Coronavirus nelle carceri. Il sindacato di Polizia Penitenziaria: “Sembra che l’amministrazione penitenziaria ed il ministro si siano già dimenticati della pesantissima situazione vissuta qualche mese fa con devastazioni e 14 morti”
“Sono più di 100 i detenuti affetti da coronavirus e oltre 150 i poliziotti penitenziari nelle carceri italiane. Dati importanti, ma sicuramente sottostimati che dovrebbero indurre l’amministrazione penitenziaria a mettere in atto disposizioni che vadano ad impedire l’aggravarsi dei contagi”. A dichiararlo è il segretario generale del sindacato Polizia Penitenziaria S.PP. Aldo Di Giacomo.
“I dati sicuramente preoccupano – prosegue di Giacomo –, ma preoccupa sicuramente di più l’immobilismo da parte dell’amministrazione penitenziaria. Bisognerebbe impedire i colloqui con i familiari e l’accesso di tutte quelle persone non indispensabili per un periodo limitato ma utile a consentire l’evitarsi del diffondersi del virus all’interno delle carceri; garantendo comunque loro la possibilità di avere contatto con i loro familiari detenuti attraverso skype. I dati forniti dall’amministrazione penitenziaria sembrano sottostimare il problema o comunque non aggiornati in tempo reale, in quanto i dati forniti dalle nostre strutture ci dicono che i numeri dei contagi sono maggiori. Mancano, inoltre, nella maggior parte degli istituti penitenziari presidi quali mascherine, gel igienizzanti, guanti e tute”.

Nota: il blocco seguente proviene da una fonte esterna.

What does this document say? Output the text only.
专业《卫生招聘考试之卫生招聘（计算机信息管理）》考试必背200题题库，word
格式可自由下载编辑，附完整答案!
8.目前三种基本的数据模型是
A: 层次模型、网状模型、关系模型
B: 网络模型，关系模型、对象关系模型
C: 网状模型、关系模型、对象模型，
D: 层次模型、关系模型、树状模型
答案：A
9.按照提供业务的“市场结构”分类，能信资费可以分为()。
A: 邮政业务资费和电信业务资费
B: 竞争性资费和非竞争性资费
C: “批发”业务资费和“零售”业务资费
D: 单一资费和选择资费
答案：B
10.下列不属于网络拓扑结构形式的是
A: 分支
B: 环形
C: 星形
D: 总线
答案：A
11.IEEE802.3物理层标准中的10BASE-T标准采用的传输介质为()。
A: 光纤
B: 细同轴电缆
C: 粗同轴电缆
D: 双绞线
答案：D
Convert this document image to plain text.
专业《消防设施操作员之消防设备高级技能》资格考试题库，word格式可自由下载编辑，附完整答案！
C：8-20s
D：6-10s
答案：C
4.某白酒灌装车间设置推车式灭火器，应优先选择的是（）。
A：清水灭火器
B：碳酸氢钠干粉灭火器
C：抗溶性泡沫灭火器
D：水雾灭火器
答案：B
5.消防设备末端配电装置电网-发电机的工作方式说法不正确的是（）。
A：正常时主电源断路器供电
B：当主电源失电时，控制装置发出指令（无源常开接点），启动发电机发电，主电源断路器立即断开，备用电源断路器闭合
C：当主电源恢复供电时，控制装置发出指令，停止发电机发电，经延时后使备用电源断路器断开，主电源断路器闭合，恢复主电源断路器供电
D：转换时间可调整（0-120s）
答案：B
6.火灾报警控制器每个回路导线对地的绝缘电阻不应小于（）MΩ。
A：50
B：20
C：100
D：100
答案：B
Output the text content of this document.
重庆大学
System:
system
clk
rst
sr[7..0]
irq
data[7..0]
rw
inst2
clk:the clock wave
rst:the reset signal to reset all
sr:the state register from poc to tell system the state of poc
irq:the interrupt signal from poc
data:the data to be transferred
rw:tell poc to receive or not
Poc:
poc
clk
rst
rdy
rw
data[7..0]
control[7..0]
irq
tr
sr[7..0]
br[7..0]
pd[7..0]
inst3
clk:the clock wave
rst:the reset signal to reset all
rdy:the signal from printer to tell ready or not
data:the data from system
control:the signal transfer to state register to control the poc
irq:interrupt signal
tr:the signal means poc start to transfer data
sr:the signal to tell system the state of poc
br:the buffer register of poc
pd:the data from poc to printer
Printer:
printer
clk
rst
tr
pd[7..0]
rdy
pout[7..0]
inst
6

“Sembra che l’amministrazione penitenziaria ed il ministro – continua Di Giacomo – si siano già dimenticati della pesantissima situazione vissuta qualche mese fa con devastazioni e 14 morti. Le strutture carcerarie non sono in grado di poter ospitare e curare centinai di detenuti infetti. Ci risulta, inoltre, che in molti istituti le infermerie siano in possesso di tamponi rapidi, come in quella di Palermo, ma che non vengono fatti per paura di dover mettere in isolamento decine e decine di poliziotti. La maggiore preoccupazione deriva da ciò che potrebbe succedere dal propagarsi del virus in carceri come quello di Napoli Poggioreale, Secondigliano e nelle grandi carceri italiane dal punto di vista dell’ordine pubblico ossia di eventuali possibili rivolte. Le organizzazioni criminali all’interno delle carceri italiane sono ancora molto forti e pronte a fomentare nuove rivolte”.